The Court provided some interesting interpretative guidance while conducting the above analyses. For example, the Court categorically rejected the notion that its prior decision in Tidewater Marine Western, Inc. v. Bradshaw, 14 Cal. 4th 557 (1996), stood for the proposition that “California overtime law follows California residents wherever they go throughout the United States.” Rather, the Court said, Tidewater was limited to a fact pattern where an employee temporarily left California during the course of an average workday. The Court also heavily implied that California law might not apply to an employee who temporarily entered California during the course of an average workday. As another example, the Court rejected Oracle’s attempts to argue burden on the part of non-California employers – at least in part because Oracle itself is a California employer. Oracle had argued with regard to wage statements that it would be extremely burdensome for a non-California employer to have to generate an entirely new pay stub just to comply with California law to the extent an employee entered California for a full workday or workweek. The Court reasoned, however, that since Oracle was a California employer it would not be burdensome to require it to comply with California law. In addition, the Court noted that an out-of-state employer might not be obligated to comply with California’s pay stub law to the extent a non-resident employee temporarily entered California (even for a full workday or workweek), since the governmental interest analysis discussed above might have a different result to the extent the issue was pay stub content and not overtime entitlement.
Second and Third Certified Questions: UCL Ramifications
Having established that in-state work by non-resident employees was regulated by California Labor Code §§ 510 and 1194, the Court turned to the two questions pertaining to the UCL.
With regard to in-state work, the Court easily decided that because such work was subject to Sections 510 and 1194, any violation of these sections could support a UCL claim in the same fashion as any other overtime violation, pursuant to Cortez v. Purolator Air Filtration Products Co., 23 Cal.4th 163 (2000).
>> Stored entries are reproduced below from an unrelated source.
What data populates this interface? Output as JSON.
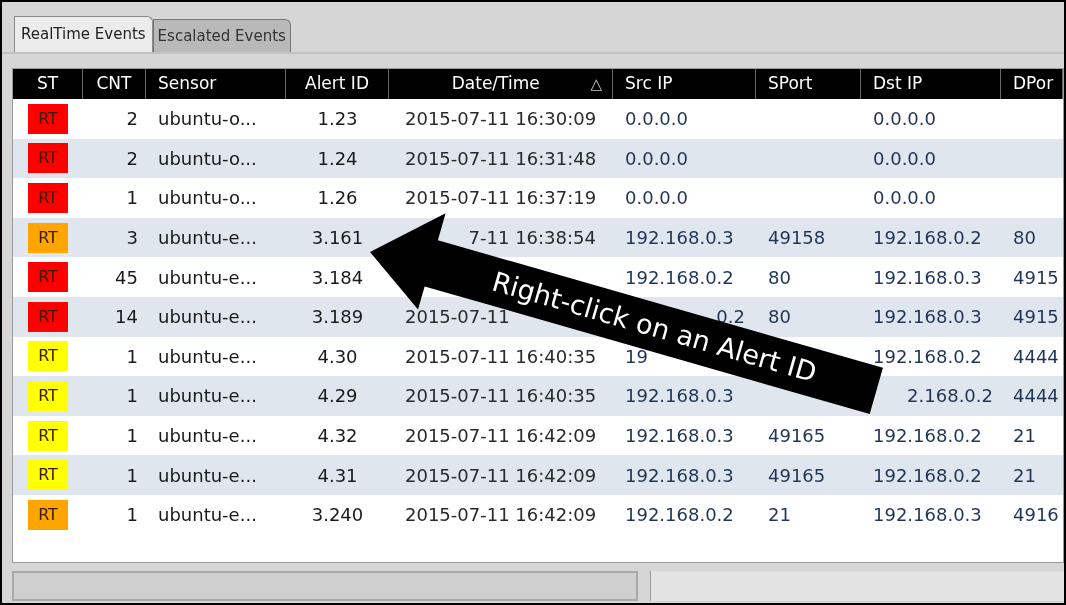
{
  "tabs": [
    {
      "label": "RealTime Events",
      "selected": true
    },
    {
      "label": "Escalated Events",
      "selected": false
    }
  ],
  "table": {
    "columns": [
      "ST",
      "CNT",
      "Sensor",
      "Alert ID",
      "Date/Time",
      "Src IP",
      "SPort",
      "Dst IP",
      "DPor"
    ],
    "sort_indicator": "△",
    "rows": [
      {
        "cells": [
          {
            "text": "RT",
            "color": "#ff0000"
          },
          "2",
          "ubuntu-o...",
          "1.23",
          "2015-07-11 16:30:09",
          "0.0.0.0",
          null,
          "0.0.0.0",
          null
        ]
      },
      {
        "cells": [
          {
            "text": "RT",
            "color": "#ff0000"
          },
          "2",
          "ubuntu-o...",
          "1.24",
          "2015-07-11 16:31:48",
          "0.0.0.0",
          null,
          "0.0.0.0",
          null
        ]
      },
      {
        "cells": [
          {
            "text": "RT",
            "color": "#ff0000"
          },
          "1",
          "ubuntu-o...",
          "1.26",
          "2015-07-11 16:37:19",
          "0.0.0.0",
          null,
          "0.0.0.0",
          null
        ]
      },
      {
        "cells": [
          {
            "text": "RT",
            "color": "#ffa500"
          },
          "3",
          "ubuntu-e...",
          "3.161",
          {
            "text": "7-11 16:38:54",
            "clipped_start": true
          },
          "192.168.0.3",
          "49158",
          "192.168.0.2",
          "80"
        ]
      },
      {
        "cells": [
          {
            "text": "RT",
            "color": "#ff0000"
          },
          "45",
          "ubuntu-e...",
          "3.184",
          null,
          "192.168.0.2",
          "80",
          "192.168.0.3",
          "4915"
        ]
      },
      {
        "cells": [
          {
            "text": "RT",
            "color": "#ff0000"
          },
          "14",
          "ubuntu-e...",
          "3.189",
          "2015-07-11",
          {
            "text": "0.2",
            "clipped_start": true
          },
          "80",
          "192.168.0.3",
          "4915"
        ]
      },
      {
        "cells": [
          {
            "text": "RT",
            "color": "#ffff00"
          },
          "1",
          "ubuntu-e...",
          "4.30",
          "2015-07-11 16:40:35",
          "19",
          null,
          "192.168.0.2",
          "4444"
        ]
      },
      {
        "cells": [
          {
            "text": "RT",
            "color": "#ffff00"
          },
          "1",
          "ubuntu-e...",
          "4.29",
          "2015-07-11 16:40:35",
          "192.168.0.3",
          null,
          {
            "text": "2.168.0.2",
            "clipped_start": true
          },
          "4444"
        ]
      },
      {
        "cells": [
          {
            "text": "RT",
            "color": "#ffff00"
          },
          "1",
          "ubuntu-e...",
          "4.32",
          "2015-07-11 16:42:09",
          "192.168.0.3",
          "49165",
          "192.168.0.2",
          "21"
        ]
      },
      {
        "cells": [
          {
            "text": "RT",
            "color": "#ffff00"
          },
          "1",
          "ubuntu-e...",
          "4.31",
          "2015-07-11 16:42:09",
          "192.168.0.3",
          "49165",
          "192.168.0.2",
          "21"
        ]
      },
      {
        "cells": [
          {
            "text": "RT",
            "color": "#ffa500"
          },
          "1",
          "ubuntu-e...",
          "3.240",
          "2015-07-11 16:42:09",
          "192.168.0.2",
          "21",
          "192.168.0.3",
          "4916"
        ]
      }
    ]
  },
  "callout": {
    "text": "Right-click on an Alert ID"
  }
}
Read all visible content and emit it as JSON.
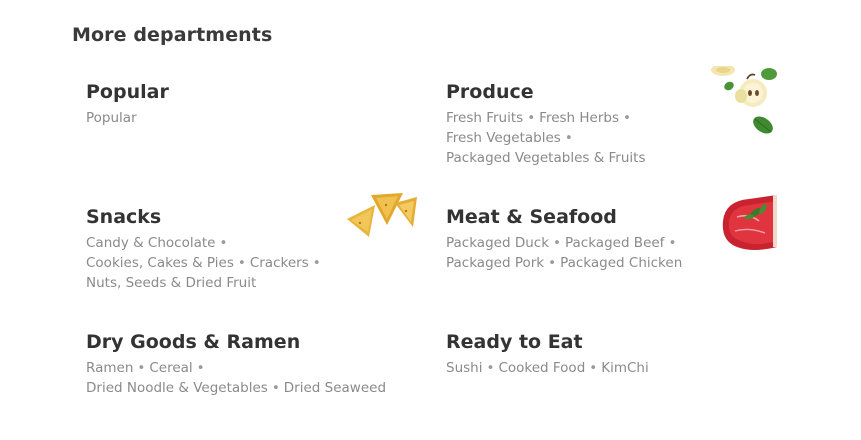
{
  "section": {
    "title": "More departments"
  },
  "departments": [
    {
      "name": "Popular",
      "links": [
        "Popular"
      ]
    },
    {
      "name": "Produce",
      "links": [
        "Fresh Fruits",
        "Fresh Herbs",
        "Fresh Vegetables",
        "Packaged Vegetables & Fruits"
      ]
    },
    {
      "name": "Snacks",
      "links": [
        "Candy & Chocolate",
        "Cookies, Cakes & Pies",
        "Crackers",
        "Nuts, Seeds & Dried Fruit"
      ]
    },
    {
      "name": "Meat & Seafood",
      "links": [
        "Packaged Duck",
        "Packaged Beef",
        "Packaged Pork",
        "Packaged Chicken"
      ]
    },
    {
      "name": "Dry Goods & Ramen",
      "links": [
        "Ramen",
        "Cereal",
        "Dried Noodle & Vegetables",
        "Dried Seaweed"
      ]
    },
    {
      "name": "Ready to Eat",
      "links": [
        "Sushi",
        "Cooked Food",
        "KimChi"
      ]
    }
  ],
  "separator": "•"
}
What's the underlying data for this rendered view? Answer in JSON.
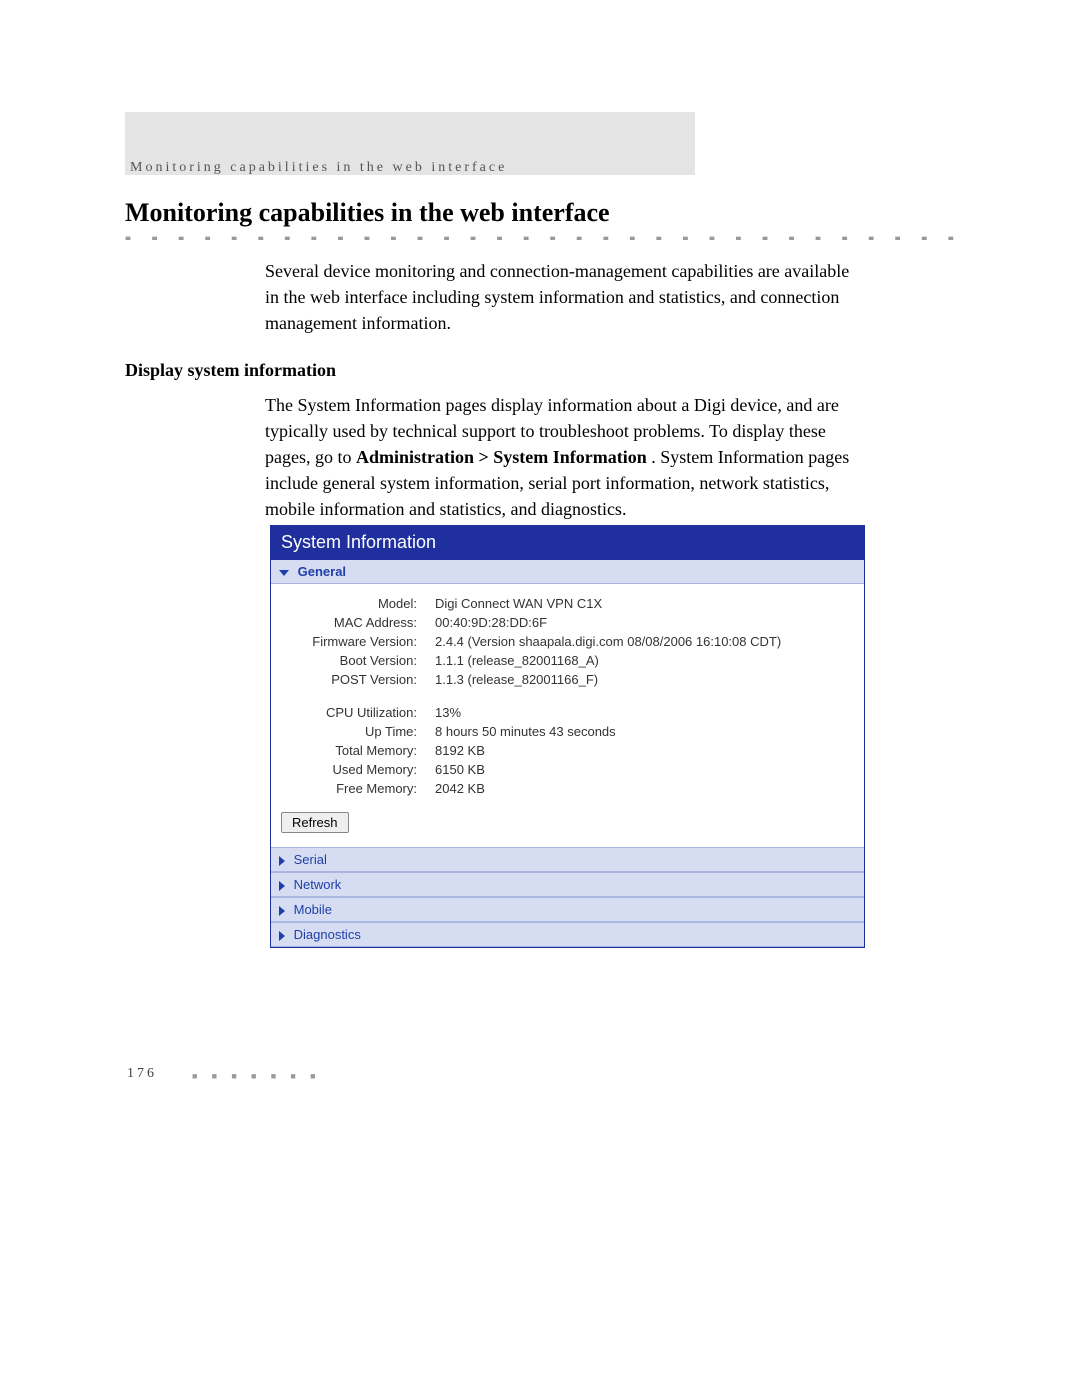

With regard to out-of-state work, however, the Court agreed with Oracle that violations of the Fair Labor Standards Act, 29 U.S.C. § 207(a), implicated the “presumption against extraterritorial application” discussed in Diamond Multimedia Systems, Inc. v. Superior Court (Pass), 19 Cal. 4th 1036 (1999). Under this presumption, courts assume that statutes are not intended to reach conduct beyond state borders absent an express indication from the legislature that such a result is desired. Here, the Court found no such express indication pertaining to the UCL. Plaintiffs attempted to evade this presumption by arguing that – since Oracle is headquartered in California – the decision to pay or not pay overtime in other states was presumably made in California, and that therefore the overtime violation occurred within California. The Court rejected this argument, reasoning that “for an employer to adopt an erroneous classification policy is not unlawful in the abstract,” and that the actual failure to pay overtime occurred where the employees in question were actually paid. Since the parties’ stipulated facts did not address this point the Court declined to “speculate about the place of payment as a basis for holding the UCL does, or does not, apply.”